L’unico modo per riportare a casa vivi gli ostaggi   un accordo. Non sarà facile, ma non c’è alternativa. Il problema è che la via diplomatica è bloccata, e non solo a causa di Hamas. La firma di un accordo non è in cima alle priorità del Primo mMinistro Benjamin Netanyahu. Il governo e Netanyahu stanno facendo dei calcoli politici che li portano a concludere che un accordo non è politicamente vantaggioso per loro.

Questo è anche ciò che pensa il Presidente degli Stati Uniti Joe Biden. Lunedì ha dichiarato ai giornalisti che “siamo molto vicini” a un accordo finale per la liberazione degli ostaggi. Ma quando gli è stato chiesto se pensa che Netanyahu stia facendo abbastanza per raggiungere un accordo, ha risposto “no”. La sensazione di Biden è condivisa da tutti gli israeliani che sono scesi in piazza. E la lezione di geografia che Netanyahu ha tenuto lunedì sera in diretta televisiva non ha fatto altro che rafforzare la convinzione che non si stia dirigendo verso un accordo. Ha detto chiaramente che il corridoio Philadelphi di Gaza è più importante della vita degli ostaggi.

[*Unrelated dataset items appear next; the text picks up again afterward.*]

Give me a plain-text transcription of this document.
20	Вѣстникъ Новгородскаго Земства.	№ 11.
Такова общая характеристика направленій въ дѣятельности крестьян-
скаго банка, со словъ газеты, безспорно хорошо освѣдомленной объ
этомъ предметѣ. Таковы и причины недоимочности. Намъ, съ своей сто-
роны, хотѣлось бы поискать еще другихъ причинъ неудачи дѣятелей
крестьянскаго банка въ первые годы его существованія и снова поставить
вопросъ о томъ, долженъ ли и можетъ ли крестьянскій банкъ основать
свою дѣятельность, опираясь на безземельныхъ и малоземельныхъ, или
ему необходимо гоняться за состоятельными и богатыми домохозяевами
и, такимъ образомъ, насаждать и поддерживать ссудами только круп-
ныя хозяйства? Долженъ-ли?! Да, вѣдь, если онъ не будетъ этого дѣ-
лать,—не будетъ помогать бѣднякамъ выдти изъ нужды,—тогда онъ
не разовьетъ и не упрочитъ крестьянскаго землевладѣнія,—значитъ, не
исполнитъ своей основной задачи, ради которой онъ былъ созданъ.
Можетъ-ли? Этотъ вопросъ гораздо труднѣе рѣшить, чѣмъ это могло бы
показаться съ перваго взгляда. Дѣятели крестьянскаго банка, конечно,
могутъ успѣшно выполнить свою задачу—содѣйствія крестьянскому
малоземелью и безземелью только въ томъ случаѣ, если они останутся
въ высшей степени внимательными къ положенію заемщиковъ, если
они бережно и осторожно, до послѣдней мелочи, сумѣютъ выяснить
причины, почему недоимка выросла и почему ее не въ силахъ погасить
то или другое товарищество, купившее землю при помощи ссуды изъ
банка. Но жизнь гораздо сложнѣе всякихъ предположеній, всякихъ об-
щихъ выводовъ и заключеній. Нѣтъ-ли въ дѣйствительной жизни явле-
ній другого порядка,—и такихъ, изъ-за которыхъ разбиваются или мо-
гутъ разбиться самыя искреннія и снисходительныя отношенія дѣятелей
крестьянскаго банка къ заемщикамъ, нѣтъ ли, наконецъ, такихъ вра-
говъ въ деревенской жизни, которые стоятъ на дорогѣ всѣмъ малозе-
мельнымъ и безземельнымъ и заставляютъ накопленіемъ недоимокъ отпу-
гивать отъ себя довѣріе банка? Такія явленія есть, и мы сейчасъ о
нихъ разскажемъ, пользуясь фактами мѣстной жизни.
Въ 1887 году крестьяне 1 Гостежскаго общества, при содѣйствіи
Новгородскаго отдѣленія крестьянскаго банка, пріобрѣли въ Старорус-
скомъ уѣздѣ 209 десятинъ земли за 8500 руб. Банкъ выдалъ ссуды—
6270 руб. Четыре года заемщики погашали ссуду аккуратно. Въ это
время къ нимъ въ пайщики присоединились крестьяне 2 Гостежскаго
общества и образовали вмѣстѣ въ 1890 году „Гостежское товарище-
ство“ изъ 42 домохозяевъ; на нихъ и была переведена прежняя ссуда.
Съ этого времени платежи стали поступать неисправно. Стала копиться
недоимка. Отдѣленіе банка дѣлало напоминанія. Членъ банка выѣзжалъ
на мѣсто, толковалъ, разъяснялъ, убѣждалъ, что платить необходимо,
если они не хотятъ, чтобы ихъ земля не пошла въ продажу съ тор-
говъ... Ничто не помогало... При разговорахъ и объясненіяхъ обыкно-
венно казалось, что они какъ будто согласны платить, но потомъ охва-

Quando l’esercito non può riportare a casa gli ostaggi vivi e il governo non è disposto a farlo attraverso un accordo, l’unica possibilità che rimane è che gli israeliani comuni si impegnino per cambiare il calcolo di Netanyahu. Il compito dell’opinione pubblica è quello di parlare alla banda di cinici speculatori che, con nostra grande vergogna, compongono il governo di Israele nell’unico linguaggio che capiscono: la forza. L’opinione pubblica deve far capire quale pesante prezzo politico pagherà se continuerà a dare una mano agli ostaggi che vengono giustiziati uno dopo l’altro.

Le proteste devono continuare e intensificarsi, giorno dopo giorno, finché il governo non avrà altra scelta che firmare un accordo. Le masse che hanno manifestato contro la revisione giudiziaria del governo sono restie a tornare in strada. Alcuni sostengono che le proteste faranno aumentare il prezzo degli ostaggi, quindi chi sostiene un accordo farebbe meglio a rimanere a casa e a manifestare davanti alla televisione. Questo “consiglio”, tuttavia, ignora il fatto che l’unico modo per abbassare il prezzo della vita umana è ridurne il valore. Ed è esattamente quello che sta facendo questo governo. 

Le proteste sono riprese in risposta al disprezzo del governo per la vita umana. Sono riprese perché l’unico modo per preservare il valore della vita umana è essere disposti a pagare un prezzo per essa.

Non dobbiamo lasciarci ingannare dallo spin doctoring di Netanyahu e del suo governo che continuano ad abbandonare gli ostaggi per mantenere le truppe israeliae nel corridoio Philadelphi. Sia il ministro della Difesa Yoav Gallant che il Capo di Stato Maggiore dell’Idf Herzl Halevi hanno chiarito che non ci sono ostacoli di sicurezza alla firma di un accordo. L’opinione pubblica deve continuare a manifestare per la fine della guerra e per un accordo sugli ostaggi. E dobbiamo sperare che il settore commerciale, i sindaci e chiunque abbia il potere di influenzare le persone intorno a loro si uniscano alle proteste, finché il governo non capirà che non ha alcun mandato per continuare ad abbandonare gli ostaggi”.